Let’s tackle this head on – no less than Australia’s media landscape is at stake
When the First Fleet landed on our shores in 1788, stacked on board was a second-hand printing press. It soon became the centre of a busy operation.
But no one could have imagined that almost 250 years on, the printing press would have given way to the digital age. We now live in a world of instantaneous communication where everybody with a digital device is connected and empowered.
The benefits to consumers have been immense, but so too has the disruption. Nowhere is this more apparent than with respect to the role and viability of the traditional media outlets.
As the technology of the digital platforms has evolved, so too has their market dominance.
In particular, Google and Facebook, which are already among the most powerful and valuable companies in the world.
For every $100 spent by advertisers in Australia on online advertising, excluding classifieds, $47 goes to Google, $24 to Facebook and $29 to other participants. In Australia, this market is worth almost $9bn a year and has grown more than eight-fold since 2005.
In a groundbreaking report that took 18 months to prepare, the Australian Competition & Consumer Commission found that more than 98 per cent of online searches on mobile devices are with Google, while Facebook has approximately 17 million users who are connected to its platform for at least half an hour a day.
This has created a level of market concentration and power that was never envisaged by our regulatory system.
This was why we tasked the ACCC to facilitate the development of a voluntary code of conduct governing the relationships between digital platforms and media businesses, the goal of which was to protect consumers, improve transparency and address the power imbalance between the parties.
The initial intention was to have a code finalised by no later than November.
The government made clear at the time were an agreement not be forthcoming, it would look at alternative options, including the creation of a mandatory code.
However, since that announcement late last year, it has become clear that insufficient progress with the parties has been made.
On the fundamental issue of payment for content, which the code was seeking to resolve, there was no meaningful progress and, in the words of the ACCC, “no expectation of any even being made”.
It is in this context that the government has taken the decision to move from a voluntary to a mandatory code, the preparation of which will be led by the ACCC.
The code will include a number of provisions, including those related to value exchange and revenue sharing; transparency of ranking algorithms; access to user data; presentation of news content; and the penalties and sanctions for non-compliance.

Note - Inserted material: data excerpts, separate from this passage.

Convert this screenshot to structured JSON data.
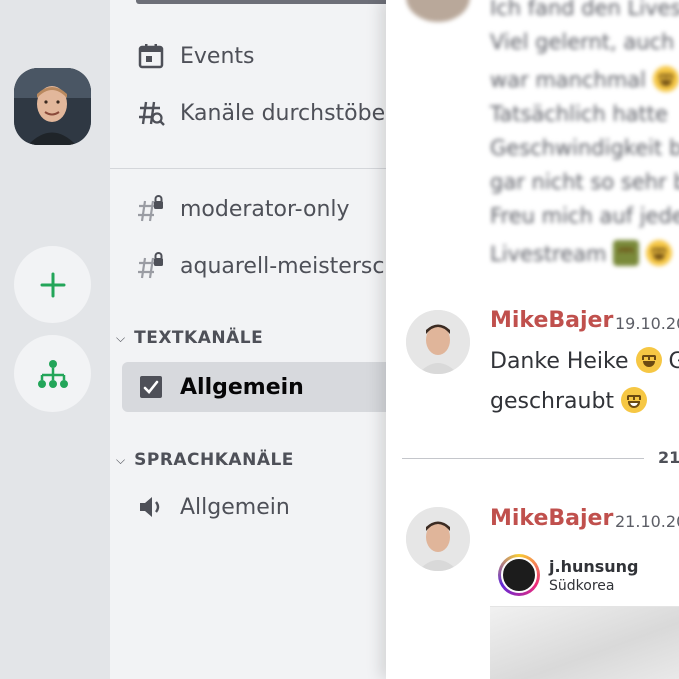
{
  "rail": {
    "server_avatar": "user-photo",
    "add_icon": "plus-icon",
    "discover_icon": "hierarchy-icon"
  },
  "channels": {
    "nav": [
      {
        "label": "Events",
        "icon": "calendar-icon"
      },
      {
        "label": "Kanäle durchstöbern",
        "icon": "hash-search-icon"
      }
    ],
    "private": [
      {
        "label": "moderator-only",
        "icon": "hash-lock-icon"
      },
      {
        "label": "aquarell-meisterschaft",
        "icon": "hash-lock-icon"
      }
    ],
    "text_category": "TEXTKANÄLE",
    "text_channels": [
      {
        "label": "Allgemein",
        "icon": "checkbox-icon",
        "active": true
      }
    ],
    "voice_category": "SPRACHKANÄLE",
    "voice_channels": [
      {
        "label": "Allgemein",
        "icon": "speaker-icon"
      }
    ]
  },
  "chat": {
    "blurred_lines": [
      "Ich fand den Livestream",
      "Viel gelernt, auch",
      "war manchmal",
      "Tatsächlich hatte",
      "Geschwindigkeit b",
      "gar nicht so sehr b",
      "Freu mich auf jede",
      "Livestream"
    ],
    "messages": [
      {
        "author": "MikeBajer",
        "timestamp": "19.10.20",
        "lines": [
          "Danke Heike",
          "geschraubt"
        ]
      },
      {
        "author": "MikeBajer",
        "timestamp": "21.10.20",
        "embed": {
          "name": "j.hunsung",
          "location": "Südkorea"
        }
      }
    ],
    "date_divider": "21."
  },
  "colors": {
    "author": "#c0504d",
    "rail_bg": "#e3e5e8",
    "channel_bg": "#f2f3f5",
    "green_accent": "#23a559"
  }
}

The intention is to have a draft code of conduct released for comment by the end of July and legislated shortly thereafter.
It is only fair that the search engines and social media giants pay for the original news content that they use to drive traffic to their sites.
By way of example, the ACCC found that between 8 and 14 per cent of Google search results included reports from news websites.
Other academic studies have found that the majority of people who access their news online do so via social media or methods other than going to the original news source.
Australia will not be the first country that seeks to hold the digital giants to account and regulate payment for content.
However, to date the global experience underscores the challenge we face.
In 2014, Spain passed legislation requiring Google to pay news outlets for the article extracts they published.
In response Google closed Google News and has not reopened this service since.
Last year, France was the first EU member state to implement a European Council Directive to protect the copyright of content where it is reproduced online.
This would require authorisation and compensation for material reproduced.
In response, Google said it would not pay for content and not display French news media unless able to do so for free.
French news outlets saw this as an abuse of market power about which the French regulator is now investigating.
We are under no illusions as to the difficulty and complexity of implementing a mandatory code to govern the relationship between the digital platforms and the news media businesses.
However, there is a need to take this issue head-on.
As the Prime Minister has said, the laws of the digital world should reflect as far as possible the laws of the physical world.
We are not seeking to protect traditional media companies from the rigour of competition or technological disruption.
Rather, to create a level playing field where market power is not misused, companies get a fair go and there is appropriate compensation for the production of original news content.
Over the next three months there will be much to do as a mandatory code is developed and Australia seeks to become the first country in the world to successfully require payment for content.
There is too is much at stake – nothing less than the future of our media landscape.